この人達の本はどうか? 「わかっちゃった人たち」の人たちは悟っているのかどうか、ページの波動から汲み取ろうとしたが、よくわからなかった。
(笑)
まぁ、みんな、気づきの中に小我が沈みこんでいって、それとともに不安がなくなったらしい。そして、目指す方法としては、「気づき」だけが唯一、純粋意識、自分本体となるものだから、ただそれにあり続けなさい、そうすると、その中に自己が吸い込まれてしまう。心と気づき。その間隔をなくしていきなさい。ということらしい。
まぁ、かなり数ヶ月前に読んだ本なので、もうあまり内容は覚えちゃいないが、確かこんな感じだったと思う。7人が7人、そう言っていた。まぁ、この辺りは、ラマナ・マハルシやアンマだって同じことを言っているから、間違ってはいないと思われるが。
昨今では、アドラーの本だったり、『反応しない練習』だったり、精神世界の奥地にあるものからヒントを経て、このご時世を生きていきましょう、という本が、引っ張りだこになっている印象がある。
物資も豊かになり、少しずつ働き方も穏やかになってきて、アルバイトの時給も上がったり、ミニマリストやらの思想も浸透してきて、精神的に生きる方へと、移り変わりつつあるようだ。
もう今じゃ、Twitterで1日50ツイートぐらいやって、売名行為に暑苦しかったインフルエンサーも見なくなってきた。もうその洗脳は世間では溶けてきたし、そういう人もいなくなってしまった。
次々に消費をして、どこか違和感や疲れを覚えて、一体何なんだろう? 一体ぜんたいこれらは何なんだろう? という問題意識が、この日本全体に芽生えるようになってきているように思う。

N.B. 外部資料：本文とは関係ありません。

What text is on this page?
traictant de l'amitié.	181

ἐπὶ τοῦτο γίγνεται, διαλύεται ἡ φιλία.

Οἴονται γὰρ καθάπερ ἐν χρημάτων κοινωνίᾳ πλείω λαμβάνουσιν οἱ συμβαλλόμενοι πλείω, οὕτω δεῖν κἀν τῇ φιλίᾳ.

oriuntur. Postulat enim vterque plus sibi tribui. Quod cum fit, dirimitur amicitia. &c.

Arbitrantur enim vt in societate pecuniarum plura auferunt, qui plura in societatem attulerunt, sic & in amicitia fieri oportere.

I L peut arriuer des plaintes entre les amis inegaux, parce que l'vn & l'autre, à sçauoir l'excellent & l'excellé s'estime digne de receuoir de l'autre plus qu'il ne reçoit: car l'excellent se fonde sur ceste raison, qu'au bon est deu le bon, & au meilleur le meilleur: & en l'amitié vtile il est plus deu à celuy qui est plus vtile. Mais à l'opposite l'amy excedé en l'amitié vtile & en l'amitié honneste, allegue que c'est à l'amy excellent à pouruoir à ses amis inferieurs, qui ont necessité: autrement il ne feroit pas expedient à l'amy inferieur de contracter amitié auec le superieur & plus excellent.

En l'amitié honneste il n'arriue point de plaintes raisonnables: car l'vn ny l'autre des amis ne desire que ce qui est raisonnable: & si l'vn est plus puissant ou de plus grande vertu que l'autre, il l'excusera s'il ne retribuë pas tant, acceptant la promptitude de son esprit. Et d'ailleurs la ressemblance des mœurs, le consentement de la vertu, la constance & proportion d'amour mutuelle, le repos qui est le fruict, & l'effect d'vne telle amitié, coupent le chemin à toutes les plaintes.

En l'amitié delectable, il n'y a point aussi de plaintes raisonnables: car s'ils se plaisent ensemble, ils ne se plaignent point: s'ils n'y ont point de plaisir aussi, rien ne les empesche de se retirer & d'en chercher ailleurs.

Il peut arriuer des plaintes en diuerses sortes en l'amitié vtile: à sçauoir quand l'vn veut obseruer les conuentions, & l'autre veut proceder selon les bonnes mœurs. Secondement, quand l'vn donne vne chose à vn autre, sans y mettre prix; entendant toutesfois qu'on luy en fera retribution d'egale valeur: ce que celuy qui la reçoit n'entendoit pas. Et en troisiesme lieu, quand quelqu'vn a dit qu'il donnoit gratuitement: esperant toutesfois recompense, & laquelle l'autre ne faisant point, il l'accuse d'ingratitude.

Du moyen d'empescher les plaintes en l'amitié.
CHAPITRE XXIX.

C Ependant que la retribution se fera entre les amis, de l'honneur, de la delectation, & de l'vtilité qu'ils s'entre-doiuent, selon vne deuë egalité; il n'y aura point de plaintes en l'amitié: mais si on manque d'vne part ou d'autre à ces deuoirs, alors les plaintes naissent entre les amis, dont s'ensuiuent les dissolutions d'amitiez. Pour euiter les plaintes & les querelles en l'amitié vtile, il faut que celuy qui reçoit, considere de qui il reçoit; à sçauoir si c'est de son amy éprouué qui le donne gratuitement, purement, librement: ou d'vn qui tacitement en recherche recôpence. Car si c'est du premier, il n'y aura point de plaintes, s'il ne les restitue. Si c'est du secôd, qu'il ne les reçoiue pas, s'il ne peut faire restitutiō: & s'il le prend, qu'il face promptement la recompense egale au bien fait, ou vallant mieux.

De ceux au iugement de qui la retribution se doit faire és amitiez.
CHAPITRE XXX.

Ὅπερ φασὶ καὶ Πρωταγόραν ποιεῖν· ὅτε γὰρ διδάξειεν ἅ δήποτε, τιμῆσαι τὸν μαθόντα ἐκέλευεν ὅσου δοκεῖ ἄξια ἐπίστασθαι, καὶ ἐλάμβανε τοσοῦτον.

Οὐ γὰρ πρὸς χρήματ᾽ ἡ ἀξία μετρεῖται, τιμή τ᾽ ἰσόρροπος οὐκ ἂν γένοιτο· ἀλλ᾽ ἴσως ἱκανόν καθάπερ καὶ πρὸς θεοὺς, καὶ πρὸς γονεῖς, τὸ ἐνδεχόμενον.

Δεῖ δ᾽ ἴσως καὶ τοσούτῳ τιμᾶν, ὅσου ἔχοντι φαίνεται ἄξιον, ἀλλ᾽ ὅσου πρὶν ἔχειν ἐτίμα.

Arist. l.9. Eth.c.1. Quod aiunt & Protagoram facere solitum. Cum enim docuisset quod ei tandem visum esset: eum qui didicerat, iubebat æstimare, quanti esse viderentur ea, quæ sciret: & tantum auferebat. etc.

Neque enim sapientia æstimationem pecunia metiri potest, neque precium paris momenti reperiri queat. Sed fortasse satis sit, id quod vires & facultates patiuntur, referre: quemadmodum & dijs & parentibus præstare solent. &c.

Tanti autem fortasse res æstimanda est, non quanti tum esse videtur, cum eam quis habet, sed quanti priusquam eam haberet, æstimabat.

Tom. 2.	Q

コロナ騒ぎと言っても、これからどんどんコロナについて考えたり騒ぐこともバカらしくなり、相変わらずテレビはそれについてあおり続けてはいるが、国民全体がもう飽きてコロナ離れが進んできているようなところもある。
ベーシックインカムが普及して、しばらくは怠惰に遊んだり自由を満喫するが、次第にそれもと落ち着いて、やはりこれは何なのか? この地球はいったい何なのか? 自分は何なのか? と考えるに違いない。
そういう意味からすると、この7名は1歩も2歩も先に進んでいるだけでなく、我々の代わりに考えなければならないものを代わりに考えてくれて答えまで出してくれているのである。
本を読んで悟れるもんじゃないだろうが、心がまがい物、気づきだけが真実、という座右の銘を置きながら生きることに、不都合があるだろうか? これだけでも、多くの人は救われると思うが。